Cancer of the pancreas--a glandular organ that lies behind the stomach and secretes vital enzymes and hormones--seldom is detected in early stages, making treatment difficult and survival statistics particularly grim. However, new research from Fox Chase Cancer Center finds that patients with pancreatic adenocarcinoma whose tumors respond most to preoperative chemotherapy and radiation survive four times as long, on average, as those whose tumors respond least.

The research, led by Yun Shin Chun, M.D., a surgical oncologist at Fox Chase, will be presented at the 46th Annual Meeting of the American Society of Clinical Oncology on Sunday, June 6.

Since the 1980s, Fox Chase has been committed to finding better treatments for this intractable disease.

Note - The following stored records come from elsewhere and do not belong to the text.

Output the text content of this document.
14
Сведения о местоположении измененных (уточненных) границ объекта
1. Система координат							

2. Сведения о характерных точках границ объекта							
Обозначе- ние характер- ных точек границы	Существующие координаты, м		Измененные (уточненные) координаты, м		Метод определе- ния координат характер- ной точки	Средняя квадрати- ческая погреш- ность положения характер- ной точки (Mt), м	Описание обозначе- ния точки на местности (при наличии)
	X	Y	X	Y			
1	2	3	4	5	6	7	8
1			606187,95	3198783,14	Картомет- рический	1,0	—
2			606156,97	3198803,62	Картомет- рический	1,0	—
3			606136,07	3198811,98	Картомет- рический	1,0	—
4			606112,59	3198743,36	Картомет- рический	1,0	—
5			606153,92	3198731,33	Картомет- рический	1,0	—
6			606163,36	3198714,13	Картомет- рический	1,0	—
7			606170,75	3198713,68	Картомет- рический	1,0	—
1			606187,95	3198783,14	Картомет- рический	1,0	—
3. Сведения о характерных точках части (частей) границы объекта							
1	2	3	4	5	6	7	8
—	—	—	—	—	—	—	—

In 1986, the Center conducted the first trial in pancreatic cancer of "multimodal" preoperative therapy (the use of more than one kind of treatment, such as chemotherapy and radiation, to kill tumor cells before surgery), and a phase I trial of gemcitabine in the 1990s established the safe dosage for the chemotherapy drug, now widely used in treating the disease.

In the current study, Chun and colleagues wanted to know whether response to preoperative therapy predicts survival in pancreatic adenocarcinoma--the most common type of pancreatic cancer. "For many cancers--breast, esophagus, stomach, and colorectal liver metastases--it has been shown that survival is much better in people who have a good pathologic response to preoperative therapy--meaning that many tumor cells are killed--than in people who do not have a good pathologic response," says Chun. "But this has not been established in pancreatic cancer; previous studies have shown conflicting results."

In hopes of clearing up the confusion, Chun and colleagues reviewed data on 135 patients who had preoperative therapy and surgery. Fox Chase pathologist Harry Cooper, M.D., examined slides of the patients' tumors and classified their response to preoperative treatment as minor, partial, or major, based on the amount of fibrosis (scarring) in tumor tissue. For patients whose tumors showed major response to preoperative therapy, the median survival was more than five years, compared to seventeen months for those who showed minor response.

Although major response is relatively rare--only 19 percent of patients in the study were so classified--the findings give researchers and clinicians important information to build upon. "Going forward, if we can identify molecular factors in tumors associated with a major pathologic response, then we can make important progress in this disease," says Dr. Chun.